-
Notifications
You must be signed in to change notification settings - Fork 4.1k
read from a follower with timestamp bound #16593
Description
I ended up thinking about this tonight due to a related problem, so here are
some notes. The difficulty is making this zone configurable. Might've missed
something.
Goals
- assuming a read timestamp far enough in the "past", (usually) be able to read
from any replica. (think: analytics, time travel queries, backups, queries
that can't or don't need to pay the latency to a far-away lease holder). - configurable on the level of zone configs (i.e. table)
Sketch of implementation
Add a field max_write_age to the zone configs (a value of zero behaves like
MaxUint64). The idea is that the timestamp caches of the affected ranges have
a low watermark that does not trail (now-max_write_age). Note that this
effectively limits how long transactions can write to approximately
max_write_age. In turn, when running a read-only transaction, once the
current HLC timestamp has passed read_timestamp + max_write_age + max_offset,
any replica can serve reads.
- add a field
max_write_ageto the lease proto. - whenever a lease is proposed,
max_write_ageis populated with the value
the proposer believes is current. - lease extensions must not alter
max_write_age. If a lease holder realizes
that the ZoneConfig'smax_write_agehas changed, it must request a new lease
(in practice, it only has to do this in casemax_write_ageincreases) and let
the old one expire (or transfer its lease away). There is room for optimization
here: the replica could extend the lease with the newmax_write_age, but all
members must enforce the smallermax_write_ages for as long as the "old"

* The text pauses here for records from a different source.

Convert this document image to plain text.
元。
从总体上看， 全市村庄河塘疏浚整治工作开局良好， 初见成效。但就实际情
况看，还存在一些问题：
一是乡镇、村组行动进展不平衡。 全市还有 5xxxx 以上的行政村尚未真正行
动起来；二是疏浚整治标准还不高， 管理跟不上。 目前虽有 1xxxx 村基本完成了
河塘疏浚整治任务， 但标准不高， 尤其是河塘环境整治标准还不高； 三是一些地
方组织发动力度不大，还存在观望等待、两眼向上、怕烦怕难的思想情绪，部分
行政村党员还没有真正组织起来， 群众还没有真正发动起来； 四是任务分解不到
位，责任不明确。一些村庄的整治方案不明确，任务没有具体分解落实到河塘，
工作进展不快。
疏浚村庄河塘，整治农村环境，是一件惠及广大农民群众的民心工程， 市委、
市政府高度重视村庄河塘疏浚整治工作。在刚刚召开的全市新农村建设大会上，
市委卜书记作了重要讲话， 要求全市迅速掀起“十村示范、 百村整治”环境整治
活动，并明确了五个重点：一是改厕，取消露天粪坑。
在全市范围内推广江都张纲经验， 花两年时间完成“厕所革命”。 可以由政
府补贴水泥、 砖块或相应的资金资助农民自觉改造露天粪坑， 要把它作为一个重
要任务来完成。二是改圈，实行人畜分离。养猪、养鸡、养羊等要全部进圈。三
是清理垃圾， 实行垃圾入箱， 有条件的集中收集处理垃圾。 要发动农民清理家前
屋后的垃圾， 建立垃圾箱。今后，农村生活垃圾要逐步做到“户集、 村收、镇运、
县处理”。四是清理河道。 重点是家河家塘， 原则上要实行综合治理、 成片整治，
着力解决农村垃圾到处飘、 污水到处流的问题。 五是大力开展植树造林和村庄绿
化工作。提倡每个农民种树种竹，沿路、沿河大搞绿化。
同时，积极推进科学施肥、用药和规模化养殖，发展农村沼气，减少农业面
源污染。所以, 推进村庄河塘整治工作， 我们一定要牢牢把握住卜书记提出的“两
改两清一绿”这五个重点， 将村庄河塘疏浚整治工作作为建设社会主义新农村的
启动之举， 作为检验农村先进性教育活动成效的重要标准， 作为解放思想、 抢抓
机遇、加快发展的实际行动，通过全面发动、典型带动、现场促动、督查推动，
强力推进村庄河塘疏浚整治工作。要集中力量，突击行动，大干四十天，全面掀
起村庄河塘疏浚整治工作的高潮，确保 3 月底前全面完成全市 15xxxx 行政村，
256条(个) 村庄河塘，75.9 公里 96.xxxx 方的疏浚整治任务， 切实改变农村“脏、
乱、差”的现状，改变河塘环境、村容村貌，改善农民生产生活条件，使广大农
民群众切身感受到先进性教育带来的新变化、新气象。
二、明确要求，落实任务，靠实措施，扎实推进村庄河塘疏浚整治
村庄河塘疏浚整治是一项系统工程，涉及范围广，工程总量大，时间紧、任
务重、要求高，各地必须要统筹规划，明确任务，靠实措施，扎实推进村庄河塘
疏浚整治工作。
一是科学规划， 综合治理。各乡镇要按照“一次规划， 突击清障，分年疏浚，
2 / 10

version is not expired. - Make DistSender aware of
max_write_age. When considering a read-only
BatchRequestwith a timestamp eligible for a follower-served read, consider
followers, prioritizing those in close proximity. - A follower which receives a read-only batch first checks if the current
lease is active (not whether it holds the lease itself). If not, it behaves as
it would today (requests the lease). Otherwise, if it is not the lease holder,
it checks if the batch timestamp is eligible for a follower-served read based
on the information in the lease and the current timestamp. If so, it serves it
(it does not need to update the timestamp cache). - on writes that violate
now - max_write_age < write_ts, behave as if there
were a timestamp cache entry atnow.
An interesting observation is that this can also be modified to allow serving
read queries when Raft completely breaks down (think all inter-DC connections
fail): a replica can always serve what is "safe" based on the last known lease.
There is much more work to do to get these replicas to agree on a timestamp,
though. The resulting syntax could be something along the lines of
SELECT (...) AS OF SYSTEM TIME STALE
and DistSender would consult its cache to find the minimal timestamp covered
by all leases (but even that timestamp may not work).
Caveats
- This relies on clocks and thus on MaxOffset plus not having goroutines
stalled in inconvenient locations (such a stall would violate MaxOffset too,
but be very unlikely to be caught): If a write passes the check but then gets
delayed until it doesn't hold any more, followers may serve reads that are
then invalidated by the proceeding write. (This does not seem more fragile
than what we already have with our read leases though). - if a Range isn't split along a ZoneConfig, the more restrictive
max_write_agewill be in effect.